I had not really thought of rillettes since my trips to Paris where it is a staple in the charcuteries. And, frankly, my associations with the dish there were not always pleasant. Some preparations appeared motley strands of gray protein, heavy with fat of who knows what origin. I tasted a bit here and there but never ate rillettes of legend in Paris which friends with palettes that I trusted assured me could still be had.
The etymology of “rillettes” is, in my preliminary researches, is uncertain. However, the word itself is richly suggestive. The Oxford English Dictionary gives the direct origin of the English word “rill” (a tiny stream) in the German “rille”. Which is exactly where my thoughts “go medieval.” Bear with me.
In the first chapter of her brilliant volume GREAT COOKS AND THEIR RECIPES (1977), Anne Willan makes trenchant observations on medieval cookery based on her examination of recipes in the first printed edition of Taillevent’s (1312-1395) LE VIANDIER (1490). “Where we try to develop the flavor and texture of ingredients to the full,” she tells us, “medieval cooks pounded and pureed them out of all recognition, then spiced them in such profusion that the original taste was lost.” This was done because food was always vulnerable to spoilage but also for reasons of what Willan calls “food snobbery.” Willan vividly elaborates. Taillevent, you see, cooked for kings and their courts and they derived considerable status from the elaborate use of spice. A pound of saffron cost the price of good horse, the same quantity of nutmeg was worth the same as seven fat oxen. Meat was almost exclusively the province of the rich, spice more so.
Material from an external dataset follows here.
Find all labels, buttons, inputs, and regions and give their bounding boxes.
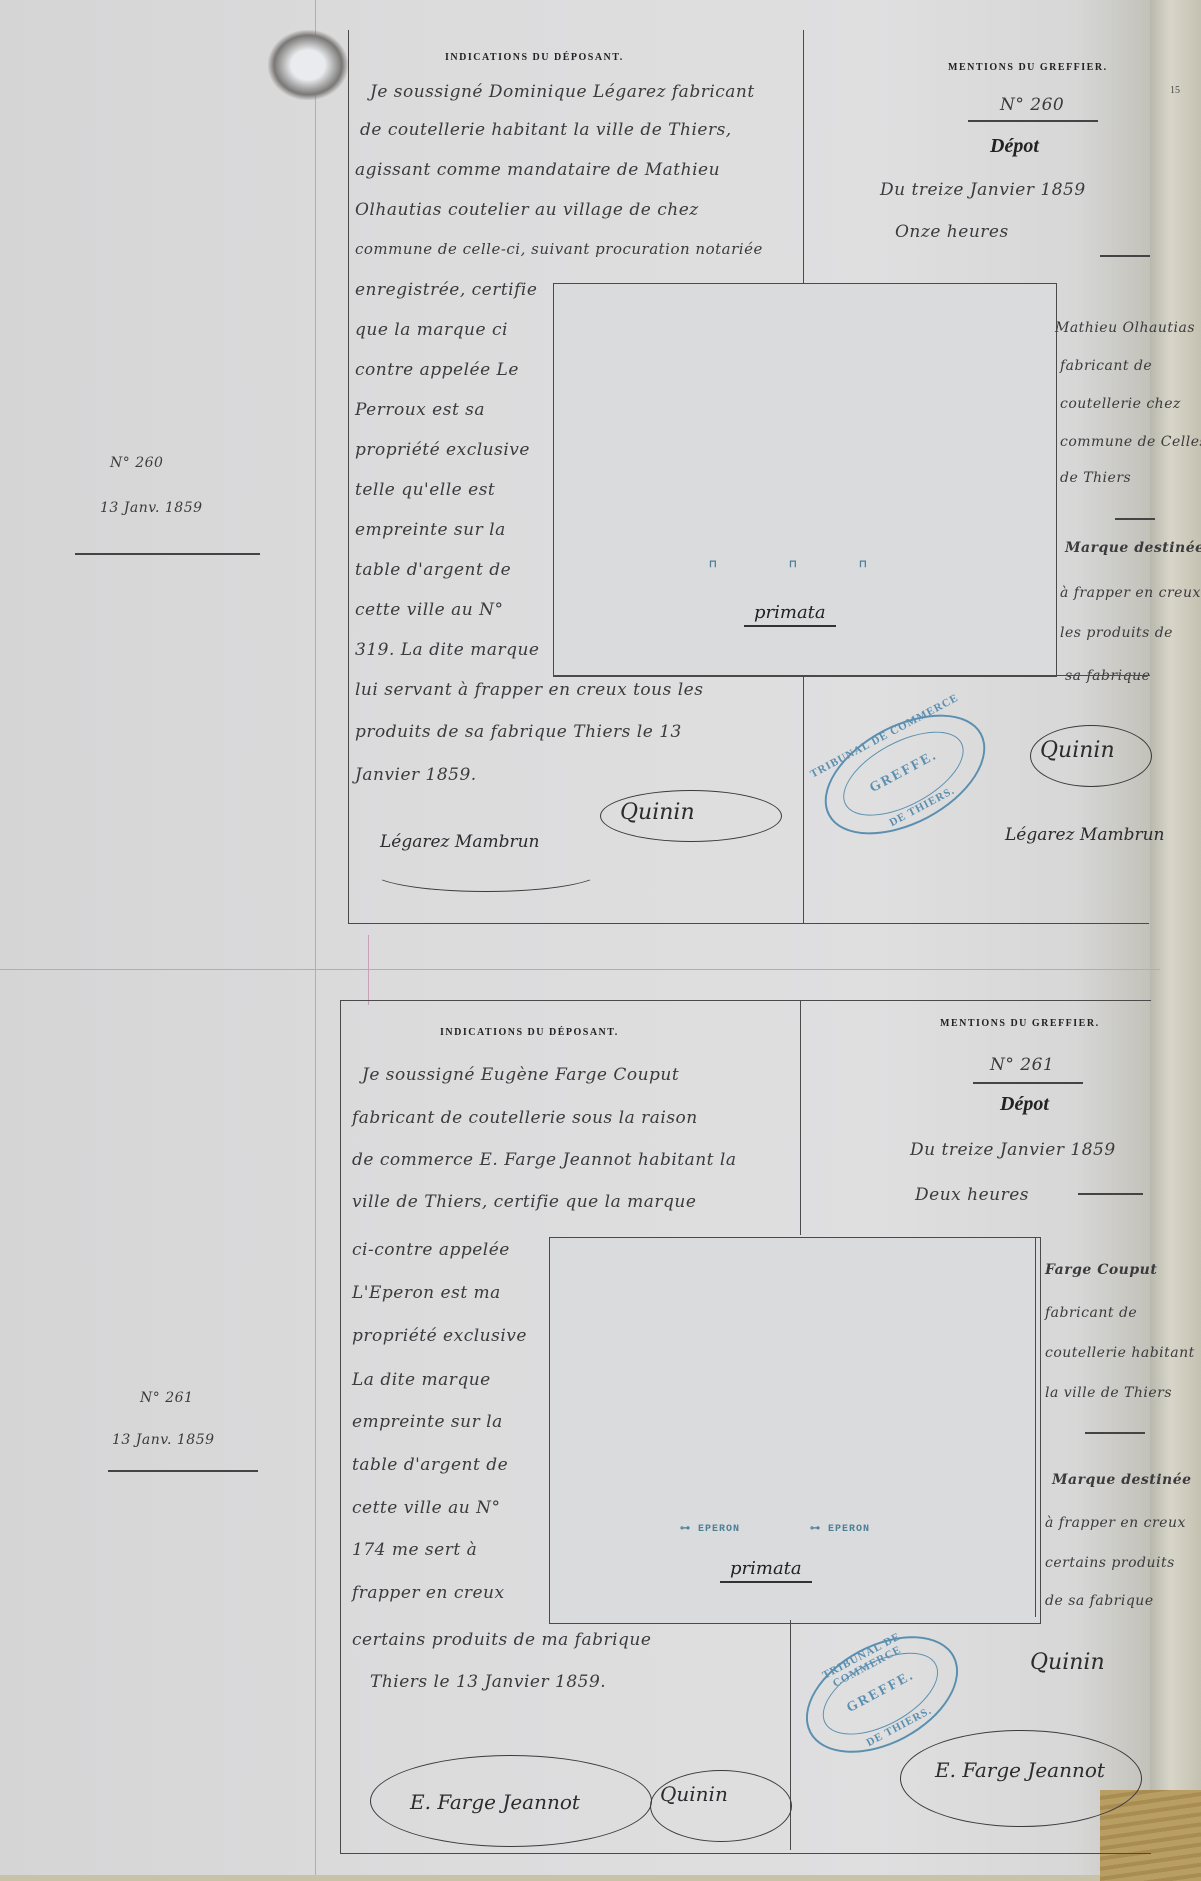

Rillettes are traditionally pork belly, pork shoulder (sometimes in combination with goose) very slowly cooked for hours in fine leaf lard. The mixture is drained and pounded to fine threads of meat, flavored aggressively with quatre-epices (pepper, nutmeg, cloves and cinnamon or ginger), packed in crocks and sealed with the reserved drained fat that has been scrupulously separated from any meat juices. Jane Grigson describes all this in detail in her indispensable first book THE ART OF CHARCUTERIE (1968). She indicates that the mixture must never be ground and, if not using the pounding method, dropped cold into an electric blender, making sure not to “reduce the meat to a porridge-like slush.”
Which brings use back to the mysterious matter of etymology. Might not the German root of the English “rill”- a little stream- visually invoke the little threads of meat in what has become rillettes with its distinctly French identity in our time? It seems possible. In French, pave is the term for the ubiquitous cobblestones of Paris, but the word is used to describe a particularly thick steak, even certain forms of packaging.
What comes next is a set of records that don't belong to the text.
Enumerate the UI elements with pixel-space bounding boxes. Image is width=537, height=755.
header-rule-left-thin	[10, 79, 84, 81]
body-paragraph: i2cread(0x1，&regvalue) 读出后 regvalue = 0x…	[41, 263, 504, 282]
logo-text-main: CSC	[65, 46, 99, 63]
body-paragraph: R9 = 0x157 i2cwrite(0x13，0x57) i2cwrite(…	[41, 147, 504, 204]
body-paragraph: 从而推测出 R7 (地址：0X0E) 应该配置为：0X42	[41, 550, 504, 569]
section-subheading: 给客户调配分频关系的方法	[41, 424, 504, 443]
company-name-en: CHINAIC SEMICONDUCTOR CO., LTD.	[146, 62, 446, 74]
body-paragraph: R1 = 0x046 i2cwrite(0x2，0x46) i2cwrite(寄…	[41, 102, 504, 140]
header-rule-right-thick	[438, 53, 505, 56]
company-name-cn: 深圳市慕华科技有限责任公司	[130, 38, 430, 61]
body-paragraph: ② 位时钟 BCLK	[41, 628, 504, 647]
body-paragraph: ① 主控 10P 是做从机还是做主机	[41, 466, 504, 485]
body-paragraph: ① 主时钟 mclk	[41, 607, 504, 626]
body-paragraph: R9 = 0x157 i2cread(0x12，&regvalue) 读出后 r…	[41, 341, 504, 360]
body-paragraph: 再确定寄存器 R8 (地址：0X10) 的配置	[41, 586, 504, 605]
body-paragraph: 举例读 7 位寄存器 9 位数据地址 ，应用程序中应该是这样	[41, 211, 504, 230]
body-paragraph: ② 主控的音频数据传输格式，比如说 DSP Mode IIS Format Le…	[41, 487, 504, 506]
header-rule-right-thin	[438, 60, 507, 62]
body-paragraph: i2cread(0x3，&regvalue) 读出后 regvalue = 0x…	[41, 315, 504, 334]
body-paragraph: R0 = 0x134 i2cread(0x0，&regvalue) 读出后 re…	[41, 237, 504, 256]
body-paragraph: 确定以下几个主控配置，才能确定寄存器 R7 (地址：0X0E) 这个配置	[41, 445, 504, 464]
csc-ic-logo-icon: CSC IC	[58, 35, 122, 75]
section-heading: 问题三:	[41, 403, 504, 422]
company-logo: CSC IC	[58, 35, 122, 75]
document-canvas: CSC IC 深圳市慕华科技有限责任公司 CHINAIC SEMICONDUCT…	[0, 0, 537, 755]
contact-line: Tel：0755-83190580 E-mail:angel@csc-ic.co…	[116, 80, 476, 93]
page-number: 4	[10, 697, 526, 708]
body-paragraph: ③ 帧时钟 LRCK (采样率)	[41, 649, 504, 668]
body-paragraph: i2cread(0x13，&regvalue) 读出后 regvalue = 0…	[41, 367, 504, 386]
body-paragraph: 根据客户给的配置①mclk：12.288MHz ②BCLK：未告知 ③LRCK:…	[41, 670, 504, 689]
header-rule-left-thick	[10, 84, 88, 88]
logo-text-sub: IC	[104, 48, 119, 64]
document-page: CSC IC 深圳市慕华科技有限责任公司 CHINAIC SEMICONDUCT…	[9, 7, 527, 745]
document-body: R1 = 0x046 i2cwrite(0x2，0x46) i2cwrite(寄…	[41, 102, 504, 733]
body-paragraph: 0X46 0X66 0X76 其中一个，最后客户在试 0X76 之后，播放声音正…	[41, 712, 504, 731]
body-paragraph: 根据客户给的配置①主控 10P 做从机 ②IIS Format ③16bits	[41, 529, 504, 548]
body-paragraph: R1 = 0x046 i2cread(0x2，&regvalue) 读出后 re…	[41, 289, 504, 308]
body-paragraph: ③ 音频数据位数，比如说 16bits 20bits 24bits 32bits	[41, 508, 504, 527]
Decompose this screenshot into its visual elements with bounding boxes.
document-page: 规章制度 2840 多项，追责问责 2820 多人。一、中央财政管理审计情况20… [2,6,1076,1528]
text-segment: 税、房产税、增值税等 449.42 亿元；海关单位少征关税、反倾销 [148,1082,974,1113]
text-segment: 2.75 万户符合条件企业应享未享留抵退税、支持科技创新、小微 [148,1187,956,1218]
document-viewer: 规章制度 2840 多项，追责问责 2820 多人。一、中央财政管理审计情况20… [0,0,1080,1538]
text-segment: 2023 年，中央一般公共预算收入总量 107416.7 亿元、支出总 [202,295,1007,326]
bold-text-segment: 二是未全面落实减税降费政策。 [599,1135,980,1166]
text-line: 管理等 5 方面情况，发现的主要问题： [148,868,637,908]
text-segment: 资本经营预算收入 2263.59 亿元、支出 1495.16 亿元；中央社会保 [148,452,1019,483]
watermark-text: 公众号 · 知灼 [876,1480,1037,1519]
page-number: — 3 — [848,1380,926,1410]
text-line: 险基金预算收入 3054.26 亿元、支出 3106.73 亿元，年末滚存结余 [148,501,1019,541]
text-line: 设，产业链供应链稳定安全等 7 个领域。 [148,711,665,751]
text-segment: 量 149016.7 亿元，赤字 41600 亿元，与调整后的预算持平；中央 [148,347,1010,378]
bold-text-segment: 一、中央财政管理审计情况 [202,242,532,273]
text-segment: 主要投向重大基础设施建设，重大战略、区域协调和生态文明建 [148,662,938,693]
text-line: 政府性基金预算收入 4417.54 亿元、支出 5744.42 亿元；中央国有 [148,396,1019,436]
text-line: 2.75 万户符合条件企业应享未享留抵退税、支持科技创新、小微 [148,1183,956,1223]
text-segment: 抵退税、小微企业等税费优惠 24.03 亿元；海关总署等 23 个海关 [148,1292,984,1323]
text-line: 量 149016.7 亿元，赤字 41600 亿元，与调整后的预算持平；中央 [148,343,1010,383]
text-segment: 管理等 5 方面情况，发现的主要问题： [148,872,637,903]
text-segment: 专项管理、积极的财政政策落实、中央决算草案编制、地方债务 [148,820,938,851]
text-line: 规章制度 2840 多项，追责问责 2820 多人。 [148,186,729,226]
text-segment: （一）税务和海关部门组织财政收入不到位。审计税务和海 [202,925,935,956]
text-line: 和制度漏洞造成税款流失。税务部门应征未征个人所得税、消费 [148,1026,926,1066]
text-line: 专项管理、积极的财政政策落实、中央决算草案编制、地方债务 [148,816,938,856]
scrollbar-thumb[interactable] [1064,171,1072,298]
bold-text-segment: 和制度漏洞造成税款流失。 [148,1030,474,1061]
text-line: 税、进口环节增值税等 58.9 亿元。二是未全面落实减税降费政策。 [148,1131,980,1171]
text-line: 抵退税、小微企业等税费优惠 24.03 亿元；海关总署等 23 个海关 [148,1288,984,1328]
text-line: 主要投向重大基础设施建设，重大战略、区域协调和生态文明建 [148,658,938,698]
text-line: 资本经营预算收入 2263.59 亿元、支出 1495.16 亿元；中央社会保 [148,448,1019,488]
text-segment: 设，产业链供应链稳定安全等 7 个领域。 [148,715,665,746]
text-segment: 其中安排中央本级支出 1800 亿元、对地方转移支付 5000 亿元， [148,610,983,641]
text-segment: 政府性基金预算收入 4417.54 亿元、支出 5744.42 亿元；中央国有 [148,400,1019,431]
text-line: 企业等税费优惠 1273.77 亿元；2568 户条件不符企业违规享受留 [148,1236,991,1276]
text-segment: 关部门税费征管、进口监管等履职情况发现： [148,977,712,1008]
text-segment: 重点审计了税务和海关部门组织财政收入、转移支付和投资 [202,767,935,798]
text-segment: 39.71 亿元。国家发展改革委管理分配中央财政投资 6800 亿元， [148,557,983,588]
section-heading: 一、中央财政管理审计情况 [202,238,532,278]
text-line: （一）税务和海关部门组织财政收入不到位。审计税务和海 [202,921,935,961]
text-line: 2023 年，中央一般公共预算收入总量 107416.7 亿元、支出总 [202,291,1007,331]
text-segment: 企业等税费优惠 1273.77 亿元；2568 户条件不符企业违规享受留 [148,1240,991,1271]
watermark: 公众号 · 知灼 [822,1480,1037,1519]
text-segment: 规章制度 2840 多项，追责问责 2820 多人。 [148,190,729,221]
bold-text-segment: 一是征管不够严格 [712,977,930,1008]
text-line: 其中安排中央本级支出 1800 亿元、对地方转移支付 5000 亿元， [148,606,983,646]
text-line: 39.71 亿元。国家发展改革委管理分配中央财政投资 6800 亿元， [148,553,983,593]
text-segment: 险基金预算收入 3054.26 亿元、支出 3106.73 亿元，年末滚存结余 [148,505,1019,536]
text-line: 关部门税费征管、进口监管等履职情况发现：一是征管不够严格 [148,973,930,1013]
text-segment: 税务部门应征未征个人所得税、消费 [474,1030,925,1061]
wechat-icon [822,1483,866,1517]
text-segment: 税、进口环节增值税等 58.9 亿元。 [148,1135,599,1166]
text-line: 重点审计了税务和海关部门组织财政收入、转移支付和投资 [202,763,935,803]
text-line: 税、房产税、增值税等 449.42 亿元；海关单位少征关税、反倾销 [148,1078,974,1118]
As time progressed and meat and spice became more and more the province of the middle class this distinctly medieval recipe has survived, at least in France, as a convenient picnic food. In America, in its most industrial incarnation, Underwood’s Deviled Ham with its mixture of mustard powder, turmeric and “spices” is a not so distant relation. Its’ paper wrapped tins, replete with awards, seem fancy next to competing products, betraying the company’s European roots and echo the even more elaborate packaging of specialty meat preparations in better shops around the world.